19 And not being weak in faith, he did not consider his own body, already dead (since he was about a hundred years old), and the deadness of Sarah’s womb.
Verses 19 to 21 amplify Abraham’s hope of verse 18.
19 And not being weak in faith,
Abraham’s and Sarah’s bodies were becoming increasingly weak, but his faith did not weaken. Doubt was not in his vocabulary. He did not waver in faith; he did not vacillate between doubt and faith. Weak or wavering faith is doubt. He trusted God for 25 years to fulfill His promise.
he did not consider [evaluate attentively] his own body, already dead (since he was about 100 years old, he was sexually dead),
If Abraham would have looked at the reality of his 100 years of age and sexually dead body, he would not have exercised faith. He did not factor in his sexual deadness when appropriating his faith.

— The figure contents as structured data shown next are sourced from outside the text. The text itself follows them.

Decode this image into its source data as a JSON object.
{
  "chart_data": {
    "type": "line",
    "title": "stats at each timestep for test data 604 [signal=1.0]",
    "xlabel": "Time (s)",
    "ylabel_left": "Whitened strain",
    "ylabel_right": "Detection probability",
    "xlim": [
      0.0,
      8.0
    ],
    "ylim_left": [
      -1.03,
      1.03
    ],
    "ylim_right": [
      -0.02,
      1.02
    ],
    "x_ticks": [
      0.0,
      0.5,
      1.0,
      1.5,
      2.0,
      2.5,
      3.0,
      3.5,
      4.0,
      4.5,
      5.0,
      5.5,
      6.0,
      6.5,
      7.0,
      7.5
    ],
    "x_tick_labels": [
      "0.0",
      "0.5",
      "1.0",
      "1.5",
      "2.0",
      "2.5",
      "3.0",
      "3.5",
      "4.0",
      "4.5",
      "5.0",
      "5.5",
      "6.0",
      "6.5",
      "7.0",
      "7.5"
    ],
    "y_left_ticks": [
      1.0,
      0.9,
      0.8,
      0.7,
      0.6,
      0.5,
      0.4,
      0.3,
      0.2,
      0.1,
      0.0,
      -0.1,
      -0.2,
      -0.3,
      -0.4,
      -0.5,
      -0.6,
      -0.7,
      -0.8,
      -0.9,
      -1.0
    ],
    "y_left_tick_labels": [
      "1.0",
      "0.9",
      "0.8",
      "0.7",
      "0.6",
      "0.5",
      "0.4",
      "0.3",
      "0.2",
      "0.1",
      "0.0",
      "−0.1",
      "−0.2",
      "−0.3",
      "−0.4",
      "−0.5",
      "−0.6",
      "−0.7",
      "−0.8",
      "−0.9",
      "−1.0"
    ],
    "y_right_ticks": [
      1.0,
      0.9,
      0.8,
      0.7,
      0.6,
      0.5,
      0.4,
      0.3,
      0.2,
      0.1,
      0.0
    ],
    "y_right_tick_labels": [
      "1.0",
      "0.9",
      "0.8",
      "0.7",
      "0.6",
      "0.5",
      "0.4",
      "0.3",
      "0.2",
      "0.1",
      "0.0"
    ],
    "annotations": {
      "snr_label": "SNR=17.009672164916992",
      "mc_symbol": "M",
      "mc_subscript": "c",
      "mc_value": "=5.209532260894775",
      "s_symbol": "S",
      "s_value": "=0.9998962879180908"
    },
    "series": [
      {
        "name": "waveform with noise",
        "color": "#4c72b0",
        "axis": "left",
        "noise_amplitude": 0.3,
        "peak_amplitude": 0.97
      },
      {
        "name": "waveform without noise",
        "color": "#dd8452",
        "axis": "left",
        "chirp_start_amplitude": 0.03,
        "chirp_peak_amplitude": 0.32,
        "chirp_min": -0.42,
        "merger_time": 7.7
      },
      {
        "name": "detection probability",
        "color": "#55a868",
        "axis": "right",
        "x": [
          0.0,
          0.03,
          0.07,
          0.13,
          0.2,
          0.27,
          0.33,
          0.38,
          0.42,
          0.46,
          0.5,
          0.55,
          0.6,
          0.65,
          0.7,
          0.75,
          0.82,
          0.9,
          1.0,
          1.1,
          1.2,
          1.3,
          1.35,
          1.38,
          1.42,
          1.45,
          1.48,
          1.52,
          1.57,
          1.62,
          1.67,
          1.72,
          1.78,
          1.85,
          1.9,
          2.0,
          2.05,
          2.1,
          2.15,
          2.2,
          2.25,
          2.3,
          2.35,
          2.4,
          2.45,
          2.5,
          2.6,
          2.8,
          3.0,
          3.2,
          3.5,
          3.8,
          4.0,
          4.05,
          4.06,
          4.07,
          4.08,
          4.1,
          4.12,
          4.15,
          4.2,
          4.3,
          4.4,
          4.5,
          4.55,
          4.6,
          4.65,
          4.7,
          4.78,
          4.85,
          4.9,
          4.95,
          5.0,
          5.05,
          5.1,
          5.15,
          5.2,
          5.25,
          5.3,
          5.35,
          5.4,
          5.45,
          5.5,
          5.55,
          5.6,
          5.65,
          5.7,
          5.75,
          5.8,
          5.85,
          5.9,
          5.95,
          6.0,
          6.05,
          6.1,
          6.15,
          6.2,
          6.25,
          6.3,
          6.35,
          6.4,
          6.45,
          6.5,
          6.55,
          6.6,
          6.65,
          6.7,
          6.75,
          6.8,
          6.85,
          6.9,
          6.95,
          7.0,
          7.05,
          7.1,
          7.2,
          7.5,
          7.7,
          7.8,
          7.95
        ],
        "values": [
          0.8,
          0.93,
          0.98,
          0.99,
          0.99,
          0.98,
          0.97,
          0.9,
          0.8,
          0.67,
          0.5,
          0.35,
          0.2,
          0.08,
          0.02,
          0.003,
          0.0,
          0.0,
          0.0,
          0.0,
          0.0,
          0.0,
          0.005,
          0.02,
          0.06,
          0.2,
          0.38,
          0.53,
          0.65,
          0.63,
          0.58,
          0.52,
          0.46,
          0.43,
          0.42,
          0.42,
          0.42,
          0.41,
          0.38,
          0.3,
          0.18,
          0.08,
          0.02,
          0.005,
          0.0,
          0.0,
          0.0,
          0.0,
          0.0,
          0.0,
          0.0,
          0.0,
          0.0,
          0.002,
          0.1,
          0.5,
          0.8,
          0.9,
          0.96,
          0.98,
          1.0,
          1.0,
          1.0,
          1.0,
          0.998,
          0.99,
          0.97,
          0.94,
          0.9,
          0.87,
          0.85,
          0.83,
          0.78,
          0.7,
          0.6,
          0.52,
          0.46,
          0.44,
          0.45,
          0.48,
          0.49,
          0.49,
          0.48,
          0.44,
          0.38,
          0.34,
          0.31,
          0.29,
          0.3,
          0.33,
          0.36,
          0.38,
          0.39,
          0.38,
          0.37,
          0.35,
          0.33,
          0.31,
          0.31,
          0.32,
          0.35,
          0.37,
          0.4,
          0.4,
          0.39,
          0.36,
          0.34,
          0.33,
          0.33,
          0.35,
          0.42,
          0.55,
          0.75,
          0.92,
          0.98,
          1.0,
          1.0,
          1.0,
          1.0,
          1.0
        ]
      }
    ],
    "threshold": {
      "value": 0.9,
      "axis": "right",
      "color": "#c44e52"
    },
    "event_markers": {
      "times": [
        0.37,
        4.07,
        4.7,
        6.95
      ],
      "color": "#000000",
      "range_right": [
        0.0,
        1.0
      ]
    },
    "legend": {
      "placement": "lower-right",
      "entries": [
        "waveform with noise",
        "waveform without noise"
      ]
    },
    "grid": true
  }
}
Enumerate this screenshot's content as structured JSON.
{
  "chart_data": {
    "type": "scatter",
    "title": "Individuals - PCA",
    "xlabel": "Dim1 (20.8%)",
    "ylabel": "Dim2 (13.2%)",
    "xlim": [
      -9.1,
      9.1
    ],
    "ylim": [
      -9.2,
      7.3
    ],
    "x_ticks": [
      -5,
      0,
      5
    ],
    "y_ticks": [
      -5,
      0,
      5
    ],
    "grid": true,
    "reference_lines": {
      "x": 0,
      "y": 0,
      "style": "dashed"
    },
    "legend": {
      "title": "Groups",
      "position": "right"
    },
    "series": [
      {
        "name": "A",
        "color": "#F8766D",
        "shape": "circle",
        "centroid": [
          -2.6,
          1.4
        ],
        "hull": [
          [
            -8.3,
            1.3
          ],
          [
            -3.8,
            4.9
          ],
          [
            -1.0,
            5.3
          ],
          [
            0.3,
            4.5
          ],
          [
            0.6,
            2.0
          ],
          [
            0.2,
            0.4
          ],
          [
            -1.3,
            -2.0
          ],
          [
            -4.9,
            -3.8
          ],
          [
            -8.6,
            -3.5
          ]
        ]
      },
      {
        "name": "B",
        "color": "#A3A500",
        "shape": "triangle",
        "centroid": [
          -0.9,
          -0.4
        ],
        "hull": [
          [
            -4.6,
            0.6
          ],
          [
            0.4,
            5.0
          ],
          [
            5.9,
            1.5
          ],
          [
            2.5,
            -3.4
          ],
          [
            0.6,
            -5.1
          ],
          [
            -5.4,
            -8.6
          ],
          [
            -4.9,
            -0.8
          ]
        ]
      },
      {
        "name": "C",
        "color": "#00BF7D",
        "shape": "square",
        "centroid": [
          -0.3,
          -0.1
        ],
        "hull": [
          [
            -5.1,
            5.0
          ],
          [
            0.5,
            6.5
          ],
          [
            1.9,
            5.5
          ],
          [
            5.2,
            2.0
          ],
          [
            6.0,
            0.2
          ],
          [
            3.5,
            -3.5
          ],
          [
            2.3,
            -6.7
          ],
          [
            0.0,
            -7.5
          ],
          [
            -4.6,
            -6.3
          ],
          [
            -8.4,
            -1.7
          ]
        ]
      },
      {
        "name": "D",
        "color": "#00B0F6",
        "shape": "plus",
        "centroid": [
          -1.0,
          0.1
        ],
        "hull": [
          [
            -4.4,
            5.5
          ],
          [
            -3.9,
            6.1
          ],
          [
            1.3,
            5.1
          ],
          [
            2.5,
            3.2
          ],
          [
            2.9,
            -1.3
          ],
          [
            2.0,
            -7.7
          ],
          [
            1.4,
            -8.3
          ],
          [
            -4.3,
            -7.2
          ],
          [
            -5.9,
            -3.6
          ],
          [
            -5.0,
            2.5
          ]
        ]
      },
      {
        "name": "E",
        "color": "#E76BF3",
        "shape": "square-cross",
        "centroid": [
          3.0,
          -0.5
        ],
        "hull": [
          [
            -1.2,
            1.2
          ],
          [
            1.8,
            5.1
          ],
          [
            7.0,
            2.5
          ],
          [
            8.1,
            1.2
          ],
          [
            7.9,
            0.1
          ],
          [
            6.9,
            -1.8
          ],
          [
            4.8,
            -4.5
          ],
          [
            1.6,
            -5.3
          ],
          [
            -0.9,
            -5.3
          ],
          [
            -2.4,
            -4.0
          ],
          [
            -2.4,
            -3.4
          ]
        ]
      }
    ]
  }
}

and the deadness of Sarah’s womb.
Another obstacle to his believing the promise of God was Sarah’s sexual deadness. It was not possible to have children by normal sexual relations. Far from believing without support, Abraham believed in the face of the facts sharply disparate to human evidence. From a human viewpoint, his situation was without hope.
PRINCIPLE:
We need to trust God even when the situation looks impossible.
APPLICATION:
Faith is weak when it allows itself to depend on human dynamics. Faith does not reject reality, but it is not limited to the best estimates of what is possible. Only God can give life where there is no life. He is not bound by the creation order.
When we believe in the promise of John 3:16, God gives us eternal life. We know nothing about obtaining salvation apart from God’s Word. When we claim 1 Peter 5:7, God frees us from anxiety. This is holding God to His Word and believing His promises. His Word is His bond; He will never go back on it. That is why we can trust the naked Word of God and the promises it contains.
Faith does not ignore the facts but sees beyond them. It is no escapism from reality nor is it fideism (faith in faith). True faith always rests on the facts of God’s promises. Thus, faith both recognizes facts and sees beyond the facts. Abraham weighed the stark reality of his sexual impotence but he believed God nevertheless. He counted on God to be true to His Word. There is no merit in faith itself but in what faith believes. There is no virtue in self-delusion.
On the other hand, rationalism (belief that reason alone is the way to truth) is not enough to reach truth. Reason cannot autonomously judge revelation. It is too finite, too fickle, because philosophy cannot come to universal truth. Recent secular thinking acknowledges the failure of philosophy. Its attempt to sit in judgment on the Word of God has failed. This presumes that the self (solipsism) is ultimate and always ends in a fragmented view of truth. This presumption sets up bias against another alternative. The bottom line is that this is a spiritual issue, not a factual issue. There is another reality beyond self—faith in the Word of God. This faith gives a universal view of reality deduced by God for man.
There is a difference between credulity and credibility. Faith is not gullible or naïve. True faith involves critical analysis; it is not uncritical of any idea that comes down the pike. Neither is it susceptible to any thesis that comes out of the blue. It is not trust without objectivity. The mumbo-jumbo of blind trust is not biblical faith. Acceptance of any propaganda and the attempt to justify it at the expense of reason is credulity. Abraham indeed saw the reality of his sexual capacity. Doubt would have looked at his body as dead sexually without any other alternative.
Strong faith, not a weak faith, rests on the facts and promises of the Bible. Abraham believed God in spite of the circumstance that he was unable to impregnate his wife, for God had given him a promise. The situation appeared hopeless.
There was a 25-year period between God giving the promise and the birth of Isaac. True biblical faith rests in the idea that God spoke to man in words. Abraham “considered” the reality of his situation but did not doubt. True faith has substance (He 11:1). There is both a humility and confidence in believing what God says.
Dear Brother Grant,
1. Why God is depending on our faith to execute His promise?
2. Is there anything else that can be our object of faith other than the promises of God?
Thank you for the support.
Muthu, thanks for your questions. Regarding #1, as finite creates we must depend upon God, who is absolutely, completely independent. That is, He depends on nothing. When we place our faith in His provisions, we depend upon a God who provides, that is, a God of grace.
Regarding #2, our faith should involve the entire revelation of God about Himself either in general revelation (creation) or special revelation (the Bible, Christ Himself).